The Reference is an alias of an object. i.e alternate name of an object. Read this article for more information - http://www.parashift.com/c++-faq-lite/references.html
A reference is an alias for an existing object.
Yep - a reference should be thought of as an alias for a variable, which is why you can't reassign them like you can reassign pointers (and also means that, even in the case of a non-optimizing compiler, you won't take up any additional storage space).
When used outside of function arguments, references are mostly useful to serve as shorthands for very->deeply->nested.structures->and.fields :)
C++ references differ from pointers in
several essential ways:
It is not possible to refer directly to a reference object
after it is defined; any occurrence of its name refers directly to the
object it references.
Once a reference is created, it cannot be later made to reference
another object; it cannot be reseated. This is often done with pointers.
References cannot be null, whereas pointers can; every reference
refers to some object, although it may or may not be valid.
References cannot be uninitialized. Because it is impossible to reinitialize a
reference, they must be initialized as soon as they are created. In particular, local and global variables must be initialized where they are defined, and references which are data members of class instances must be initialized in the initializer list of the class's constructor.
From Here.
The syntax int &r=i; creates another name i.e. r for variable i.hence we say that r is reference to i.if you access value of r,then r=0.Remember Reference is moreover a direct connection as its just another name for same memory location.
You are writing definitions here, with initializations.

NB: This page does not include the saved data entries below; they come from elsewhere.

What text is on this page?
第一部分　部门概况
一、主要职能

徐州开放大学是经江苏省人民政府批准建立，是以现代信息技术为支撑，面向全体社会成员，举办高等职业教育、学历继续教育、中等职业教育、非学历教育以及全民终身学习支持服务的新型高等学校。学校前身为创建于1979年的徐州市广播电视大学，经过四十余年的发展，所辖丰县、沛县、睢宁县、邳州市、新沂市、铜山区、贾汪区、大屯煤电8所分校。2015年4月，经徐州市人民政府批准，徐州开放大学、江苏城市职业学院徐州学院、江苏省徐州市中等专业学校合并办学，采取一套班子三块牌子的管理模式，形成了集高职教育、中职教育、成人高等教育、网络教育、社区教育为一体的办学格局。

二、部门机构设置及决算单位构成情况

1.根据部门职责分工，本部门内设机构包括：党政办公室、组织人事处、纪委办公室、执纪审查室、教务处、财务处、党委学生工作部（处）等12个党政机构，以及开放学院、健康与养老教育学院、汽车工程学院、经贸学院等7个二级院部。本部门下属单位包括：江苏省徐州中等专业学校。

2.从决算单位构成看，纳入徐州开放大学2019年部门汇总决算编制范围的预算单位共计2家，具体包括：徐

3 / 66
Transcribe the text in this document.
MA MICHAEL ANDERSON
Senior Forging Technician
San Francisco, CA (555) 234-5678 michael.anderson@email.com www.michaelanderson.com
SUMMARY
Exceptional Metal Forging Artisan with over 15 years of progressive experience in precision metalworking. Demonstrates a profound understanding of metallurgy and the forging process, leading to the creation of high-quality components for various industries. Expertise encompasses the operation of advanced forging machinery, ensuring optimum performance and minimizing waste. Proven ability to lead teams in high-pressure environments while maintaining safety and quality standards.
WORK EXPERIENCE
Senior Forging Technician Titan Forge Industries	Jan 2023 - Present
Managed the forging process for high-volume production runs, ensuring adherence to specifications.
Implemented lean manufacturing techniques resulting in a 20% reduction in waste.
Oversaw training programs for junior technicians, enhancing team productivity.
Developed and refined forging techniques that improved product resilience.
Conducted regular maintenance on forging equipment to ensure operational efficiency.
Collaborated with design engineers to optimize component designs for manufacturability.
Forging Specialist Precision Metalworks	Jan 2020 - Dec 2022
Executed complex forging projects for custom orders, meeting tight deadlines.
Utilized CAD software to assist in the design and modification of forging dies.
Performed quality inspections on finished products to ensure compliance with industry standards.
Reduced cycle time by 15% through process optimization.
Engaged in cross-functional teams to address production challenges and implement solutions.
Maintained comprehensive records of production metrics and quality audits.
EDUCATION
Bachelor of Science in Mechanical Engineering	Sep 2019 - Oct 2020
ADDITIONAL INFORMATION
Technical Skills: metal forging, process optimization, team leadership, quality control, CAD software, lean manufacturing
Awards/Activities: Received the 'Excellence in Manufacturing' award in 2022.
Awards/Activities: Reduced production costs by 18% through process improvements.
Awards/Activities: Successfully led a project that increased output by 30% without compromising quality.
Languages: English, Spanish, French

That means that you're refering to code like this:
void foo() {
int i = 0;
int& r = i;
}
but not
class bar {
int m_i;
int& m_r;
bar() : i(0), r(i) { }
};
The distinction matters. For instance, you can talk of the effects that m_i and m_r have on sizeof(bar) but there's no equivalent sizeof(foo).
Now, when it comes to using i and r, you can distinguish a few different situations:
Reading, i.e. int anotherInt = r;
Writing, i.e. r = 5
Passing to a function taking an int, i.e. void baz(int); baz(r);
Passing to a function taking an int&, i.e. void baz(int&); baz(r);
Template argument deduction, i.e. template<typename T> void baz(T); baz(r);
As the argument of sizeof, i.e. sizeof(r)
In these cases, they're identical. But there is one very important distinction:
std::string s = std::string("hello");
std::string const& cr = std::string("world");
The reference extends the lifetime of the temporary it's bound to, but the first line makes its a copy.